The Hottest Yeah Evah! Really?

Or a yet another example of activism masquerading as science?

By William M Briggs Published on January 19, 2017

Assume for a moment, as the press with triumphant glee is reporting, that 2016 was the hottest year evah! Believe the claim for the sake of argument. Swallow the idea, for at least the next minute, that the media and government really do have your best interests at heart and are reporting the truth, the whole truth, and nothing but the truth about the world’s temperature.

How much hotter than previous years was 2016? Bare your wrist and blow a huh on it from about half a foot away. Don’t blow—stay with me here: this is a genuine scientific experiment — but utter a soft ugh so that your breath wafts over your wrist gently. Feel that increase in heat? Well, that boost to your skin was much hotter than the increase supposed to have happened to the atmosphere in 2016.

Here’s a better experiment. You are likely reading this article sitting down. Sense the temperature around your face: it might help to think about your cheeks. Now stand up. Take a second mental reading. Feel the difference? That same tenth or so change in degree, which was probably imperceptible to you, is about the same as the change in temperature scientists say they measured over the entire globe, including over the salty seas from last year to this.

Yes. Climatologists gathered measurements from buoys at sea, from thousands of thermometers at airports and other locations, from balloons, even, and then took their average — sort of. That number was then declared as the Official Temperature of Earth for 2016.

The “sort of” is important. Because the places and methods of measurement used in 2016 were not exactly the same as those used in 2015; and those used in 2015 were not the same as those used in 2014; and so on. And those used in, for instance, 1914 are completely different than in 2014. A century ago, mercury-in-glass thermometers were in a different class than the digital complexities in use today. Too, 100 years ago the places of measurement were few in number. Vast areas of the globe went unmeasured. And at places which were the same, well, thermometers out in the woods in 1914 now have a cities grown up around them. Even in modern times, thermometers break and are serviced. Buoys corrode. And so on. Things change.

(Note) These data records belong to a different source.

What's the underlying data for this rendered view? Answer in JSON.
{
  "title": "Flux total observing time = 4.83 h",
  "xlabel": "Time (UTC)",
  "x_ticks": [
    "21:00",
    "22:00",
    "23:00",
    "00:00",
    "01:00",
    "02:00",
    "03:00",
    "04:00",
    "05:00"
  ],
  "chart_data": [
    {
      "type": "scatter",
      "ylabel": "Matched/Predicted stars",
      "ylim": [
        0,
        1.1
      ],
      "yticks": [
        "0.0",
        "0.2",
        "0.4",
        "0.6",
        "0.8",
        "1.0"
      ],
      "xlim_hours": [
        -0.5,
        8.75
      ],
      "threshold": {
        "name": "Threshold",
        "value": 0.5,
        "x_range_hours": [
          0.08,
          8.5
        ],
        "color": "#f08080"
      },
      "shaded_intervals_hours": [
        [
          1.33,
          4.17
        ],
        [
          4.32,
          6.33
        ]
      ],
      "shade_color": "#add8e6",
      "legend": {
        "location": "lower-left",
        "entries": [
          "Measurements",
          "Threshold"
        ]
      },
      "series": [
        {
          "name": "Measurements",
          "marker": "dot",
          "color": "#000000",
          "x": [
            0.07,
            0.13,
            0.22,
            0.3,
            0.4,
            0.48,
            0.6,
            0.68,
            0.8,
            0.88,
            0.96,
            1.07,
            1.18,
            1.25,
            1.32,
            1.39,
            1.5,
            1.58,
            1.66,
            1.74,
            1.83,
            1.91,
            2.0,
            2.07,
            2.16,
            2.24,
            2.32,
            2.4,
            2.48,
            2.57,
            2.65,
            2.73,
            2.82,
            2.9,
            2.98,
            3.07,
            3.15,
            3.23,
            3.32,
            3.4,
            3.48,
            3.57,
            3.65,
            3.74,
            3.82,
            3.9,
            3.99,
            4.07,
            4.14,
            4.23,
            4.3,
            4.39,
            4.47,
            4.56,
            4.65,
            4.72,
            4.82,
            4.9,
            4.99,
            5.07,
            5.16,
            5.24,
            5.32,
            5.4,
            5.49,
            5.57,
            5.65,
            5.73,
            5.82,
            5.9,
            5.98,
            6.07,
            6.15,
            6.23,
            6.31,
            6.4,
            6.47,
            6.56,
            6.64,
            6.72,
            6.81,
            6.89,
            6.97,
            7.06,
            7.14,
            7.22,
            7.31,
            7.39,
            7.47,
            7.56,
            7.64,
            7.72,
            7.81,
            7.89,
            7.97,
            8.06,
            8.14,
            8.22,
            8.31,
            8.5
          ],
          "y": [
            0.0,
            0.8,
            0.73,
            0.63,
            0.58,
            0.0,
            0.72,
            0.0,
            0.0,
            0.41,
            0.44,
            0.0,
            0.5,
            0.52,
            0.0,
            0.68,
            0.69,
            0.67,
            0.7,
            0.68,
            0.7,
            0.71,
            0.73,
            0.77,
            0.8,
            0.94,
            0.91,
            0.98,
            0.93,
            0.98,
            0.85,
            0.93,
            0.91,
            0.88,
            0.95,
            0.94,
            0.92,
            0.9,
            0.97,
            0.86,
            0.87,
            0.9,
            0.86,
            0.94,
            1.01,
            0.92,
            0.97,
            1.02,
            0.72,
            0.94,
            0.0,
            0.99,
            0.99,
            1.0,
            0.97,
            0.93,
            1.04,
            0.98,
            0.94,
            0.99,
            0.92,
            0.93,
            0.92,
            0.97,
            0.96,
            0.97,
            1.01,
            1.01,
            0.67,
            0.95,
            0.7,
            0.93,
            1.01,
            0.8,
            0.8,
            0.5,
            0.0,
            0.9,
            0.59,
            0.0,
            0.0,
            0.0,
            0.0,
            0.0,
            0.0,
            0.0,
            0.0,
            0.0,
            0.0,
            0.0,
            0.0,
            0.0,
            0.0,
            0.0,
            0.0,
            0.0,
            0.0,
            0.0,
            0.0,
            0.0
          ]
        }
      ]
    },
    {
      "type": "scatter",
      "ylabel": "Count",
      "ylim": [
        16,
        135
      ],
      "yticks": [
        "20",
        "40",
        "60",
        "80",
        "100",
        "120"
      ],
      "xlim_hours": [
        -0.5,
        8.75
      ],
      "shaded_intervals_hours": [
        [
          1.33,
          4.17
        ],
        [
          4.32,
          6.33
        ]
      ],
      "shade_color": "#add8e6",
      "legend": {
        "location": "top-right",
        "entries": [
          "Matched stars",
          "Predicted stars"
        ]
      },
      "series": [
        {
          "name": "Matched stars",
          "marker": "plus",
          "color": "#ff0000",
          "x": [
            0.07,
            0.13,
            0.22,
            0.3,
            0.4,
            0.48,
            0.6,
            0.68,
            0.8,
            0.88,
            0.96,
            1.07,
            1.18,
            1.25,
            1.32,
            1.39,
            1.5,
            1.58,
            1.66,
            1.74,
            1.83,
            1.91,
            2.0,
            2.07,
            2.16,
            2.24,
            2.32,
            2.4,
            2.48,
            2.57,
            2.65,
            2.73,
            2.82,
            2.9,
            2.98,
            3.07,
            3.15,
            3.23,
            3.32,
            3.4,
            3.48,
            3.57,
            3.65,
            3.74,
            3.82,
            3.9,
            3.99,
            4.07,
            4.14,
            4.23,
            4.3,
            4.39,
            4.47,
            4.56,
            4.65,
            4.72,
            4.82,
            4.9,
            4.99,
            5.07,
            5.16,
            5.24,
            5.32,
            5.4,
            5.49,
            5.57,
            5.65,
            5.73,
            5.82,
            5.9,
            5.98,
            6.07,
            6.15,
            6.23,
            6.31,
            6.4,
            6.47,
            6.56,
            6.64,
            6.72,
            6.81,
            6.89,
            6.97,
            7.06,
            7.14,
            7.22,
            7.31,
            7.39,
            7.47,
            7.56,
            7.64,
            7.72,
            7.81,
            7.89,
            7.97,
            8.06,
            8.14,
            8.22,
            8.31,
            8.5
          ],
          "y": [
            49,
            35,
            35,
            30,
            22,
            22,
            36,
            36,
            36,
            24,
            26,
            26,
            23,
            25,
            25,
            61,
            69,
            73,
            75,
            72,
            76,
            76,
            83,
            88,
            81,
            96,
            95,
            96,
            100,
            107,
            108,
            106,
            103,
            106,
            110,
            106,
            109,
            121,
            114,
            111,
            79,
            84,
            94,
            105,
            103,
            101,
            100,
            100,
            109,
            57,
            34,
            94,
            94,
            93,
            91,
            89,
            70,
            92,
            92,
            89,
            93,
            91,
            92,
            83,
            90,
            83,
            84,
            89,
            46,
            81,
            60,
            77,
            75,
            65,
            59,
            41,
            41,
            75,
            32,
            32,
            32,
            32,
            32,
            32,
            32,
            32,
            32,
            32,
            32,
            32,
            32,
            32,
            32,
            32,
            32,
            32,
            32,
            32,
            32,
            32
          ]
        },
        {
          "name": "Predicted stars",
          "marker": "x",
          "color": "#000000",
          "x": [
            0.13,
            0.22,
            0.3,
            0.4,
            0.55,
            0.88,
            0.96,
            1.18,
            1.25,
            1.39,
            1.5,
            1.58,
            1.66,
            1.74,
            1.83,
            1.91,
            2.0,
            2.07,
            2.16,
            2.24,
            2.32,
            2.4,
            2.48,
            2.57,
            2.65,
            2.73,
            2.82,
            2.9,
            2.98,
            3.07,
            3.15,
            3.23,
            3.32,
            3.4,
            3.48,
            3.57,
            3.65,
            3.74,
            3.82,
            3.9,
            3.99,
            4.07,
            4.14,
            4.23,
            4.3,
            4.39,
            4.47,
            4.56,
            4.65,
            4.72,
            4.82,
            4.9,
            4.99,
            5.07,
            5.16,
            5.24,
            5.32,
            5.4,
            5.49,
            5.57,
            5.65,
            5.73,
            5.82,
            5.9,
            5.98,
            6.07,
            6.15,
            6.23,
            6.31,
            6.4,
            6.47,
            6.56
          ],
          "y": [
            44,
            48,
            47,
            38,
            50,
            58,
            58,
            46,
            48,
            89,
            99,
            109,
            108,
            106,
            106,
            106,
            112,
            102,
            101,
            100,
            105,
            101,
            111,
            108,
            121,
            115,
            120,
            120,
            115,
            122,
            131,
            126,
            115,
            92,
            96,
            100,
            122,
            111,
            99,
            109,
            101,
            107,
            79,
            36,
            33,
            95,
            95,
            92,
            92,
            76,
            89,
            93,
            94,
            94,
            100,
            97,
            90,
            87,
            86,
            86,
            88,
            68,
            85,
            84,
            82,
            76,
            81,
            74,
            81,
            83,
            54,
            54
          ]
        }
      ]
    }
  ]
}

And then we have to consider the devices used to measure temperature are imperfect. They are only accurate to, say, a tenth of a degree; and this plus-or-minus uncertainty varies from instrument to instrument, and even at the same instrument from year to year (consider how efficient your joints are as you age). The accuracy of thermometers even fifty years ago was not the same as it is today. Shipboard measurements 100 years ago were of an entirely different nature than now.

What is it that we are comparing year to year? The answer to this most important question is: we are comparing the results from statistical models.

So if the way of measurement changed from year to year, and often times the places of measurement changed from year to year, and the accuracies change from year to year, and therefore the average compiled each year is not the same average, what is it that we are comparing year to year? The answer to this most important question is: we are comparing the results from statistical models.

At this point — and this is what the media and activists rely on — eyes begin to glaze over. Interest wanes. The details are too many to keep in mind, and the procedures scientists use become complex and murky. Everybody (usually rightly) hates statistics, so it’s much easier to just assume the headlines are right.

The headlines are not right. We do not know, with anything approaching certainty, what the exact temperature averaged over the globe was last year. Not to a tenth of a degree.

The headlines are not right. We do not know, with anything approaching certainty, what the exact temperature averaged over the globe was last year. Not to a tenth of a degree. We do know what the average was using the ways and places of measurement from 2016. It is extrapolating this handful of measurements to represent the globe as a whole that is difficult and uncertain. And since these ways and places were not the same in 2015 as they were in 2016, the certainty we have in comparing year to year is nowhere near enough to state authoritatively and with complete certainty that temperatures have increased.

Uncertainty in temperatures, as you can now see, was much greater a century ago. Thus, comparing 2016 to 1916 is not simple: it is nowhere near simple. The plus-or-minus uncertainty in any change from 1916 to 2016 is great, even greater than the majority of climatologists realize (for those in the know: climatologists report on the statistical models’ parametric uncertainty, when they should be using the much larger predictive uncertainty).

And if the uncertainty in reporting change from 1916 to 2016 is greater than thought, the change from, say, 1516 (where we have to rely on proxies and not direct measurement) or 516 to 2016 must be much larger still.

Thus to claim, with the brute simplicity of the media and bureaucracy, that 2016 was the hottest year evah! is misleading and dishonest. It is also bad science. The headlines led atmospheric scientist Richard Linden, late of MIT, and a man who knows more about the atmosphere than any activist, to say, “The hysteria over this issue is truly bizarre.” Surely he’s right.